More research needed

Although open, flexible patient-centered care benefits patients, families, and nursing staff, there's little evidence pertaining to nurses' satisfaction with visitation policies, specifically regarding perceived barriers, visitation preferences, years of nursing experience, exceptions to visitation policies, and how many visitors should be permitted in the patient's room at one time. For many decades, research suggested that nurses restricted visiting hours because they believed visitors were unintentionally detrimental to the patient.4 This research is contradicted by more recent studies suggesting that family presence at the bedside improves physiologic function and psychological well-being by decreasing patient anxiety.4 Despite this shift in research findings from the 1970s to the present, little is known about nursing satisfaction and specific visitation policies.
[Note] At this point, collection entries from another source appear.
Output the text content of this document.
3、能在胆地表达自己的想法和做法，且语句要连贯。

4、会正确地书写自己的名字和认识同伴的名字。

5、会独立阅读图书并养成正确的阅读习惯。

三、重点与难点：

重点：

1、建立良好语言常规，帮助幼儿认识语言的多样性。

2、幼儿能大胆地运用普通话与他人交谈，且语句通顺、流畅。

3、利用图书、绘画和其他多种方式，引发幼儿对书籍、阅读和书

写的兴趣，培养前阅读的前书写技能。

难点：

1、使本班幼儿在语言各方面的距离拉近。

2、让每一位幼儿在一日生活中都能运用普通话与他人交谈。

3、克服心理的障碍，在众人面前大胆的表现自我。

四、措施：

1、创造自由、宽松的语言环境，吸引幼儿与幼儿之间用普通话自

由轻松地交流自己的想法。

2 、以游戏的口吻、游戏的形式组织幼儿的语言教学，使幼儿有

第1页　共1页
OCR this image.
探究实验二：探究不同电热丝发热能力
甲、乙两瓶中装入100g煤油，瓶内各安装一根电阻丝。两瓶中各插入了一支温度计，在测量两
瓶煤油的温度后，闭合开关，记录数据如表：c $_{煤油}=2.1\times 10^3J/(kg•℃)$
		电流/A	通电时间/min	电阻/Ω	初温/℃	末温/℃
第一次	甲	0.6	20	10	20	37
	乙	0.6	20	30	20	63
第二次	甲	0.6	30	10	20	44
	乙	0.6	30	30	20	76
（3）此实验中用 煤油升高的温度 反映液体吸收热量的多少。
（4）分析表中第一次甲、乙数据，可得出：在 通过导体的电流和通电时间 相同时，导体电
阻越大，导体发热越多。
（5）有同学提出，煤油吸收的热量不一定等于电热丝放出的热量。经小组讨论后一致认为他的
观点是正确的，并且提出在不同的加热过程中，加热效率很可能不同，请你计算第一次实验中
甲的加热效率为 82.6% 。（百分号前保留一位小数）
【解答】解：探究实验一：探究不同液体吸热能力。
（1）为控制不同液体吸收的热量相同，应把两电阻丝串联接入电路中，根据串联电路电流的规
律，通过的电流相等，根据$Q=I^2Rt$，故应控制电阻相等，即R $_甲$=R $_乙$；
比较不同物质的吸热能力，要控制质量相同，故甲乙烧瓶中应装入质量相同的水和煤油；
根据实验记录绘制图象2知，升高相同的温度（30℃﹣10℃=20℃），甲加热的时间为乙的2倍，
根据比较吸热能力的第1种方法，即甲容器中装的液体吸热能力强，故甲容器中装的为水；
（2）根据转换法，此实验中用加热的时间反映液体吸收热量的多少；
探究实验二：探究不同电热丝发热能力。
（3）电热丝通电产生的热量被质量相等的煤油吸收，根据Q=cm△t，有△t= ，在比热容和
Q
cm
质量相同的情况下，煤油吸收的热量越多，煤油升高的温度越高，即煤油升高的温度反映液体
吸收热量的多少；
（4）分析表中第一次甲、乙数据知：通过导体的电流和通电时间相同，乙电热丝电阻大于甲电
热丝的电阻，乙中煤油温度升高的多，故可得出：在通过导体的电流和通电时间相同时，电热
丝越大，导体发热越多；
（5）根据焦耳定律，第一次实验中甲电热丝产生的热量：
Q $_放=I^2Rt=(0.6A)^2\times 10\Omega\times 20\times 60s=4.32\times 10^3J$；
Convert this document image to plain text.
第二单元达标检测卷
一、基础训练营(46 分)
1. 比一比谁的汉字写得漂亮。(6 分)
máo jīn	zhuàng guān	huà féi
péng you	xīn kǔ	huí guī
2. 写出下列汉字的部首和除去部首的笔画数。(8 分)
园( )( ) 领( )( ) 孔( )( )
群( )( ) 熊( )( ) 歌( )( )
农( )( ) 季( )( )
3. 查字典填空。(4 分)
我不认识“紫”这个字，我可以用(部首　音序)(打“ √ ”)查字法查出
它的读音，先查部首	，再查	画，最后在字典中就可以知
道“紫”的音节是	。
Further clinical inquiry is needed to examine nurses' preferences regarding ICU visitation policies, which may help inform policy changes to enhance nursing satisfaction and retention.


1. Family presence: visitation in the adult ICU. Crit Care Nurse. 2012;32(4):76–78.
2. Monroe M, Wofford L. Open visitation and nurse job satisfaction: an integrative review. J Clin Nurs. 2017;26(23-24):4868–4876.
3. NSI Nursing Solutions, Inc. 2019 national healthcare retention & RN staffing report.
4. Hart A, Hardin SR, Townsend AP, Ramsey S, Mahrle-Henson A. Critical care visitation: nurse and family preference. Dimens Crit Care Nurs. 2013;32(6):289–299.
5. Mitchell ML, Aitken LM. Flexible visiting positively impacted on patients, families and staff in an Australian intensive care unit: a before-after mixed method study. Aust Crit Care. 2017;30(2):91–97.